- The main frontage of the Hôtel de Ville in July 2018
- Interactive map of the Hôtel de Ville area

General information
- Type: City hall
- Architectural style: Modern style
- Location: Saint-Cyr-l'École, France
- Coordinates: 48°47′59″N 2°04′02″E﻿ / ﻿48.7996°N 2.0671°E
- Completed: 1956

Design and construction
- Architect: Georges Servati

= Hôtel de Ville, Saint-Cyr-l'École =

Town hall in Saint-Cyr-l'École, France

The Hôtel de Ville (/fr/, City Hall) is a municipal building in Saint-Cyr-l'École, Yvelines, in the western suburbs of Paris, standing on Square de l'Hôtel-de-Ville.

==History==

The old town hall

Following the French Revolution, the new council initially met in the home of the mayor at the time. This practice continued until 1844 when the council established a town hall on the south side of what is now Avenue Jean Jaurès.
The site, which sloped steeply down towards the road, faced the Special Military Academy of Saint-Cyr. The new building was designed in the neoclassical style and was built in brick with a cement render finish. The design involved a symmetrical main frontage of five bays facing onto the street. The central bay featured a steep flight of steps leading up to a square-headed doorway; the building was fenestrated by casement windows with shutters.

On 25 July 1944, during the Second World War, allied aircraft bombed the airfield to the north of the town, which served as an operations base for the Luftwaffe, as well as the military academy and the railway marshalling yard and, in the process, destroyed many of the buildings in the town, including the town hall. After the war, the site was cleared and was later occupied by the Boutique Culturelle (cultural shop).

In the early 1950s, the council decided to commission a new town hall. The site they selected was immediately to the west of the old town hall. Construction of the new building commenced in 1954. It was designed by Georges Servati in the modern style, built in concrete and glass, with white stone cladding, and was completed in 1956.

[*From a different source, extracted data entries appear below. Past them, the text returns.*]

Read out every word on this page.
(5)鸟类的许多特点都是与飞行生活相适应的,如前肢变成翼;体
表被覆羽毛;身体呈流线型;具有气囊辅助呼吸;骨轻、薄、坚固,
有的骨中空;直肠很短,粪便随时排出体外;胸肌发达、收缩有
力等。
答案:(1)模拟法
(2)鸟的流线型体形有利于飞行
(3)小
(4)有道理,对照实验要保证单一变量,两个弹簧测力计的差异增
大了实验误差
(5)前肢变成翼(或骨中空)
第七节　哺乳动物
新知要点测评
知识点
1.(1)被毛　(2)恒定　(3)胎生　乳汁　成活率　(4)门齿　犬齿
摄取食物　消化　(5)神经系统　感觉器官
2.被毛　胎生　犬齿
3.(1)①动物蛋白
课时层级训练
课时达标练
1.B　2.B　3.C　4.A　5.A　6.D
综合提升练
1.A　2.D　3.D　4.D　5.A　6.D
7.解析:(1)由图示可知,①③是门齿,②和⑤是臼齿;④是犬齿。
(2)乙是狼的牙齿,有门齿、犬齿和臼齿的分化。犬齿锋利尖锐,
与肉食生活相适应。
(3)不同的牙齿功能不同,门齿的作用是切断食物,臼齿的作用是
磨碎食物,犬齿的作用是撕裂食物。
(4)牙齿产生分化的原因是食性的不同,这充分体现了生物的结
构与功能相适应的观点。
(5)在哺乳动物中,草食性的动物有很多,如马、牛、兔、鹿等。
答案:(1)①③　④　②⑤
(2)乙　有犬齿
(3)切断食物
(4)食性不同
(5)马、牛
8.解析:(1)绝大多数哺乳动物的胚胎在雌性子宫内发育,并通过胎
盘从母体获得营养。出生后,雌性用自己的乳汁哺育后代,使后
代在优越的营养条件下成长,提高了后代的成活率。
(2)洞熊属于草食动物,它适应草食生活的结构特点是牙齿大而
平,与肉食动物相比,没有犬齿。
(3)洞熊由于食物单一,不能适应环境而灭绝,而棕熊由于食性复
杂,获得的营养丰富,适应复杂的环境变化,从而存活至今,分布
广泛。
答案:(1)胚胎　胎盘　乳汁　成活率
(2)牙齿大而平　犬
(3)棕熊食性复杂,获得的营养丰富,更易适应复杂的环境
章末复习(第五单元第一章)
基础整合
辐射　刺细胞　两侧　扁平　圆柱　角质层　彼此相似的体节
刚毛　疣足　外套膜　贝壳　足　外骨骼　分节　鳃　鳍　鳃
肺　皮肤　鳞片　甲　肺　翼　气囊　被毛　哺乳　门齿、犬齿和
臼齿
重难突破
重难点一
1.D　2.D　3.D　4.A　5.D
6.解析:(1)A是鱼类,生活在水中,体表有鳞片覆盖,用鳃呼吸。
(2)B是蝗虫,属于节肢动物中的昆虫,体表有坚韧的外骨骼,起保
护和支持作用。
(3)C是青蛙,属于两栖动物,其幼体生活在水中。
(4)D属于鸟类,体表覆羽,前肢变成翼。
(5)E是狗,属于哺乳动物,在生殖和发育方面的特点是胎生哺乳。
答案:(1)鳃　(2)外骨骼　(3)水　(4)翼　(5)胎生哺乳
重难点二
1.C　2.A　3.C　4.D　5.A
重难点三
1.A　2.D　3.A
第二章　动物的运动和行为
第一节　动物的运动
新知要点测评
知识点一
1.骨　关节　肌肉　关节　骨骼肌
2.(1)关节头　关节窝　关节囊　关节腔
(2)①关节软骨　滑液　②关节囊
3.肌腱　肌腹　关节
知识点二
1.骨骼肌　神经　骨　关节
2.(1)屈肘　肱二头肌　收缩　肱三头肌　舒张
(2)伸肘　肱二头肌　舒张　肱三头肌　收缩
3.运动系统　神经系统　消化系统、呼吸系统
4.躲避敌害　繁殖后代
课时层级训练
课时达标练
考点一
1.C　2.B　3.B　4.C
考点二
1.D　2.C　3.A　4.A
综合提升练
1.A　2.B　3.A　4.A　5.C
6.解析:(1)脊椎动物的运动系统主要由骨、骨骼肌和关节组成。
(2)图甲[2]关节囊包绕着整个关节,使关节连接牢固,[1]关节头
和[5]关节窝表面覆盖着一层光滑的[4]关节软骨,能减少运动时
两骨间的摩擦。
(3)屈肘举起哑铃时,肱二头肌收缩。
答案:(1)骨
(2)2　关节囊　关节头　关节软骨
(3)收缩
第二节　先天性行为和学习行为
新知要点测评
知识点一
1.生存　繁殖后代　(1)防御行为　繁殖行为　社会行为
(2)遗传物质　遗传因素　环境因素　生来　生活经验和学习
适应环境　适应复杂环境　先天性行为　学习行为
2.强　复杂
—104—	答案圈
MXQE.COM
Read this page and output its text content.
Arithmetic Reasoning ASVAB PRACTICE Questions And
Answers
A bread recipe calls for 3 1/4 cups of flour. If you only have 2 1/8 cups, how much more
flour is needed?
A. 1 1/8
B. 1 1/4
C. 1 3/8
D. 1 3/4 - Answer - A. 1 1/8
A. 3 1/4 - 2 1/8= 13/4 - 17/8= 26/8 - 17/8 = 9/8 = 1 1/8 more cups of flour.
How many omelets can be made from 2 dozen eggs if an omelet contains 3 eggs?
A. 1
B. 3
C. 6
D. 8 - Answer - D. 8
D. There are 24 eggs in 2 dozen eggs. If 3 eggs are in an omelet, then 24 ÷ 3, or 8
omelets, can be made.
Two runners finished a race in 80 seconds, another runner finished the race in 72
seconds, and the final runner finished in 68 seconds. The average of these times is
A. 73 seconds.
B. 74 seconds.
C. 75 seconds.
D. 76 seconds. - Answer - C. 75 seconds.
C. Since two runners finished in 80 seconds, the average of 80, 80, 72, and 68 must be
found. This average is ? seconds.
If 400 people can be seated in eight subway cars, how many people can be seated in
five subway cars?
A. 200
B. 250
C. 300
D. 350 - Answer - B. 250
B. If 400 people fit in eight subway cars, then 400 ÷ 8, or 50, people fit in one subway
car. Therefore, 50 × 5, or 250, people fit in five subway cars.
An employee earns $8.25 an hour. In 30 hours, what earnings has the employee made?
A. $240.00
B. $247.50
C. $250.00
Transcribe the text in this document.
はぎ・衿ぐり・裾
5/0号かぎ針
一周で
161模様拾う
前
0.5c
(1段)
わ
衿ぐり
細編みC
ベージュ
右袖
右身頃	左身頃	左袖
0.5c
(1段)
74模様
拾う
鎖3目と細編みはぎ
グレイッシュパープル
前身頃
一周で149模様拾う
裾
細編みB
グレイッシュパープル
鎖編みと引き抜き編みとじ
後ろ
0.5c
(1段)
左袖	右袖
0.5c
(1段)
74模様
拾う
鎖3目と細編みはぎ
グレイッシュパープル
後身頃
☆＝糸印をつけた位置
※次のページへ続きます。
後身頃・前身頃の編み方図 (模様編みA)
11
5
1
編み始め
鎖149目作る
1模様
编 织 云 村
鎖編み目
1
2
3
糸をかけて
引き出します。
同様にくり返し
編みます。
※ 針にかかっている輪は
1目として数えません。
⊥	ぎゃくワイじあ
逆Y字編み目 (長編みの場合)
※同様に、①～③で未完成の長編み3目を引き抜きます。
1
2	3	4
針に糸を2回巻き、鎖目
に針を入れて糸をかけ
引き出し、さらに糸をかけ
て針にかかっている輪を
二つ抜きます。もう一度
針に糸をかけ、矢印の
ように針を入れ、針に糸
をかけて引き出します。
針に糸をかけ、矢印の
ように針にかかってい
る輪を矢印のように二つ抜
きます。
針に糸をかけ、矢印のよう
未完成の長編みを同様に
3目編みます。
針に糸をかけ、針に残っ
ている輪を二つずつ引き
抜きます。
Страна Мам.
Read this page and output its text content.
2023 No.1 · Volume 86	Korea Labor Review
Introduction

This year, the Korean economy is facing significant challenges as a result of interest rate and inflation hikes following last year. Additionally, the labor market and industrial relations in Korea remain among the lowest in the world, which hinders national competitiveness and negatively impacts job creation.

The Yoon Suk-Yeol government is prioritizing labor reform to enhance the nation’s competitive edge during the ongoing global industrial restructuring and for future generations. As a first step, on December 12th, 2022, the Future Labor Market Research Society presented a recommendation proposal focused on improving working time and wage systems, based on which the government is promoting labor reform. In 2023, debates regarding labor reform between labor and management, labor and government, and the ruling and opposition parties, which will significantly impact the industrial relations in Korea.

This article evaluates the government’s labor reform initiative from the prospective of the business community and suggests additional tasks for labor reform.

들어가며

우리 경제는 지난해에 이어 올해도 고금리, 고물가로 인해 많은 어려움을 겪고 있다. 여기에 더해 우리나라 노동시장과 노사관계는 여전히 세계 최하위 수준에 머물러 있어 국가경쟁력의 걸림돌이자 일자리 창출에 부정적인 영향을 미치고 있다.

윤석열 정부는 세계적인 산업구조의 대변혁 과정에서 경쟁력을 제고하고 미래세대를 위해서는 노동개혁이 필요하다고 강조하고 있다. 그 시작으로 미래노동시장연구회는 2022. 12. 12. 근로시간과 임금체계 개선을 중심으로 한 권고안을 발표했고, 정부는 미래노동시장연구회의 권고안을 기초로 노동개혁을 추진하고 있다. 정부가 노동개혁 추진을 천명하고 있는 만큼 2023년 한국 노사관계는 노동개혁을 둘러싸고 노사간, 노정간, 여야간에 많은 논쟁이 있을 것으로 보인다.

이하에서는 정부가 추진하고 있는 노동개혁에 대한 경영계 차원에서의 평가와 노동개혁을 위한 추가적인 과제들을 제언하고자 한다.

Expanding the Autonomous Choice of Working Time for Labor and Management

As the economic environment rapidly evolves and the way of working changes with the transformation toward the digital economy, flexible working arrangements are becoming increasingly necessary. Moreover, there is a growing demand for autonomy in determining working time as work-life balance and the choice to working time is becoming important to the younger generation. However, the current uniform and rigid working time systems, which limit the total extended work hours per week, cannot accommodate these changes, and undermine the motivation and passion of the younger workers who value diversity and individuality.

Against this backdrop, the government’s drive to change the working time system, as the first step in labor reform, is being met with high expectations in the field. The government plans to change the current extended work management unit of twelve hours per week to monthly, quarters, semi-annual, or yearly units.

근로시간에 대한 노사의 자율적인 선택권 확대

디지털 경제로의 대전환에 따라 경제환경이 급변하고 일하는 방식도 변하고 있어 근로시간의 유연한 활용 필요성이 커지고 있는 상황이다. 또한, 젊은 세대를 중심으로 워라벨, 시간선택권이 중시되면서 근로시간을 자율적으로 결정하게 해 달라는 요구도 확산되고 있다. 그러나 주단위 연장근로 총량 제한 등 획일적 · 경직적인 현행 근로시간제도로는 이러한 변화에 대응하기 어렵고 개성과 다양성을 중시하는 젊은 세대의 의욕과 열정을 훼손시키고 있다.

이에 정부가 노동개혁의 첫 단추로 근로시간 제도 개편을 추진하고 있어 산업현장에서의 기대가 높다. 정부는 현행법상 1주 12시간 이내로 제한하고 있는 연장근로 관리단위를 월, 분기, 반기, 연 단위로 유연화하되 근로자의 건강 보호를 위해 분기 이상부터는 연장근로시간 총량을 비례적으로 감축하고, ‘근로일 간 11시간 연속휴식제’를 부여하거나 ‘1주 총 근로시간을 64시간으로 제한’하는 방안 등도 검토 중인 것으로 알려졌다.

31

The design involved an asymmetrical main frontage in two sections, with the right-hand section projected forward, facing west onto what is now Square de l'Hôtel-de-Ville. The left-hand section of eight bays was fenestrated by casement windows on all three floors, while the right-hand section was blind except for a glass door on the ground floor. Internally, the principal rooms were the Salle des Mariages (wedding room) and the Salle du Conseil (council chamber) on the first floor.

A bust of General Charles de Gaulle on a marble pedestal was unveiled in the garden in front of the town hall, facing the military academy where de Gaulle had trained, to celebrate the bicentenary of the founding of the college, on 8 May 2002. After a major programme of improvement works, involving a long single-storey glass foyer, an elevator for diabled people, and the refurbishment of the council chamber, had been carried out at a cost of €775,000, the building was officially reopened by the mayor, Bernard Debain, in November 2016.